Courage, intégrité, transparence

Il devait inter­ve­nir, quelques semaines plus tard, lors des Jour­nées natio­nales des femmes élues que ma socié­té orga­nise, auprès de 500 femmes élues de toute la France. Le cré­neau était blo­qué dans son agen­da et j’avais noté sur mon car­net, en résu­mé de son inter­ven­tion à venir, les trois mots qu’il m’avait don­nés pour résu­mer sa vision de la poli­tique du XXIe siècle : « cou­rage, inté­gri­té, trans­pa­rence ». Nous avions pour­sui­vi nos échanges par la visite du nou­veau cam­pus d’Eiffage à Véli­zy. Toute ma vie, je le rever­rai, posant sa main sur un bloc de béton cof­fré à côté de son bureau, me décrire com­bien il était dif­fi­cile de construire des blocs de béton aus­si par­faits, que ceux que l’on uti­li­sait pour les chan­tiers sor­taient des coffres cou­verts d’imperfections, et que ces blocs, simples en appa­rence, repré­sen­taient à eux seuls un exploit technique.

Embellir le monde

C’est le sou­ve­nir que je gar­de­rai de lui parce que c’est celui qui parle le mieux de l’homme qu’il a été, pas­sion­né de réa­li­sa­tions extra­or­di­naires et des prouesses col­lec­tives qu’elles néces­sitent. Toute la soli­di­té et la beau­té du monde réunies sous la paume d’une main.

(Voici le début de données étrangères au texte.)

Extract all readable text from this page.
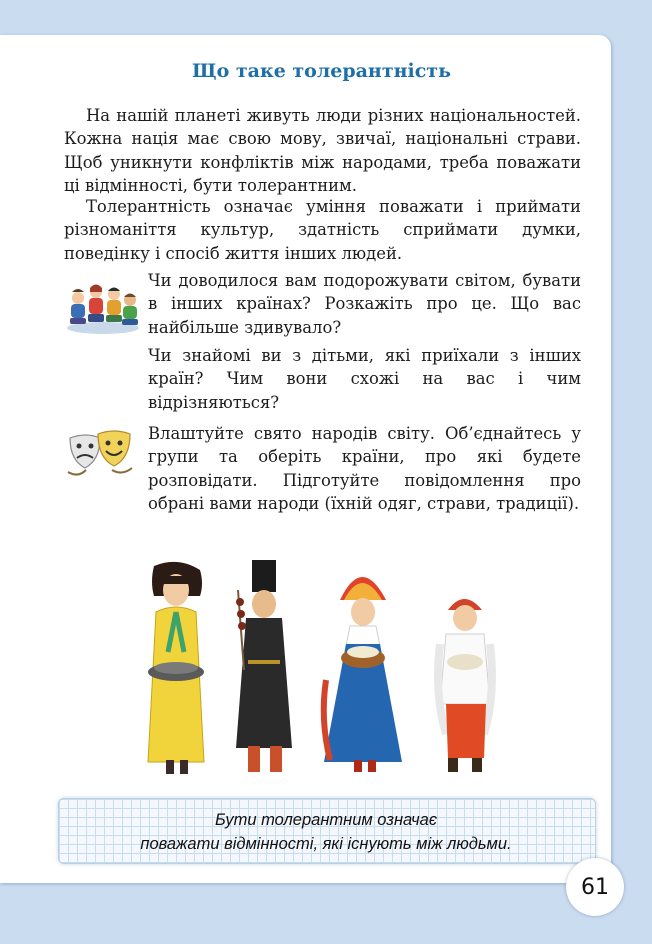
Що таке толерантність
На нашій планеті живуть люди різних національностей. Кожна нація має свою мову, звичаї, національні страви. Щоб уникнути конфліктів між народами, треба поважати ці відмінності, бути толерантним.
Толерантність означає уміння поважати і приймати різноманіття культур, здатність сприймати думки, поведінку і спосіб життя інших людей.
Чи доводилося вам подорожувати світом, бувати в інших країнах? Розкажіть про це. Що вас найбільше здивувало?
Чи знайомі ви з дітьми, які приїхали з інших країн? Чим вони схожі на вас і чим відрізняються?
Влаштуйте свято народів світу. Об’єднайтесь у групи та оберіть країни, про які будете розповідати. Підготуйте повідомлення про обрані вами народи (їхній одяг, страви, традиції).
Бути толерантним означає
поважати відмінності, які існують між людьми.
61
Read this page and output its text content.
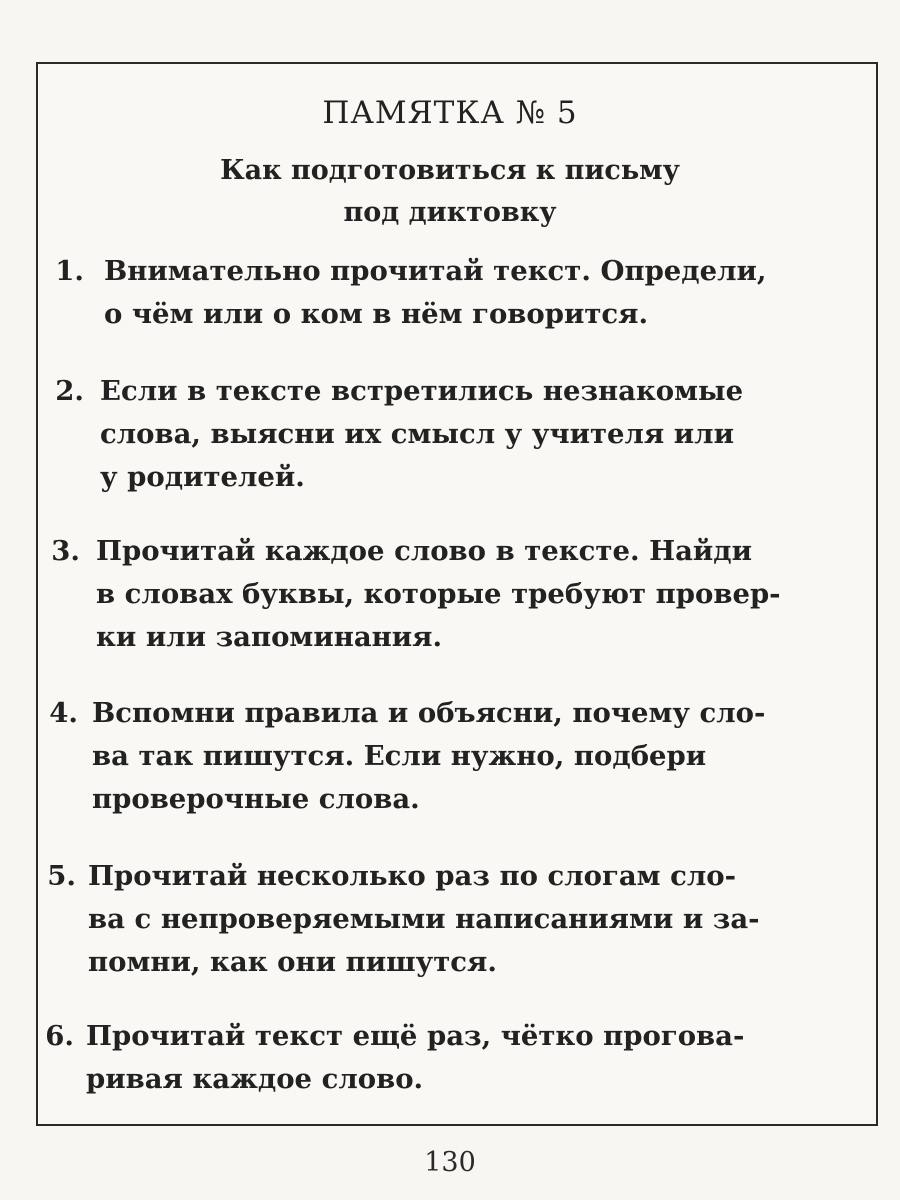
ПАМЯТКА № 5
Как подготовиться к письму
под диктовку
1. Внимательно прочитай текст. Определи,
о чём или о ком в нём говорится.
2. Если в тексте встретились незнакомые
слова, выясни их смысл у учителя или
у родителей.
3. Прочитай каждое слово в тексте. Найди
в словах буквы, которые требуют провер-
ки или запоминания.
4. Вспомни правила и объясни, почему сло-
ва так пишутся. Если нужно, подбери
проверочные слова.
5. Прочитай несколько раз по слогам сло-
ва с непроверяемыми написаниями и за-
помни, как они пишутся.
6. Прочитай текст ещё раз, чётко прогова-
ривая каждое слово.
130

Pierre nous laisse en par­tant le sou­ve­nir lumi­neux d’un modèle simple et humain, exi­geant, cou­ra­geux, et pas­sion­né. Puisse ce sou­ve­nir nous aider à rele­ver le défi qu’il nous confie aujourd’hui à sa suite : trans­mettre ce qu’il nous a géné­reu­se­ment lais­sé et faire du monde un endroit un peu plus beau.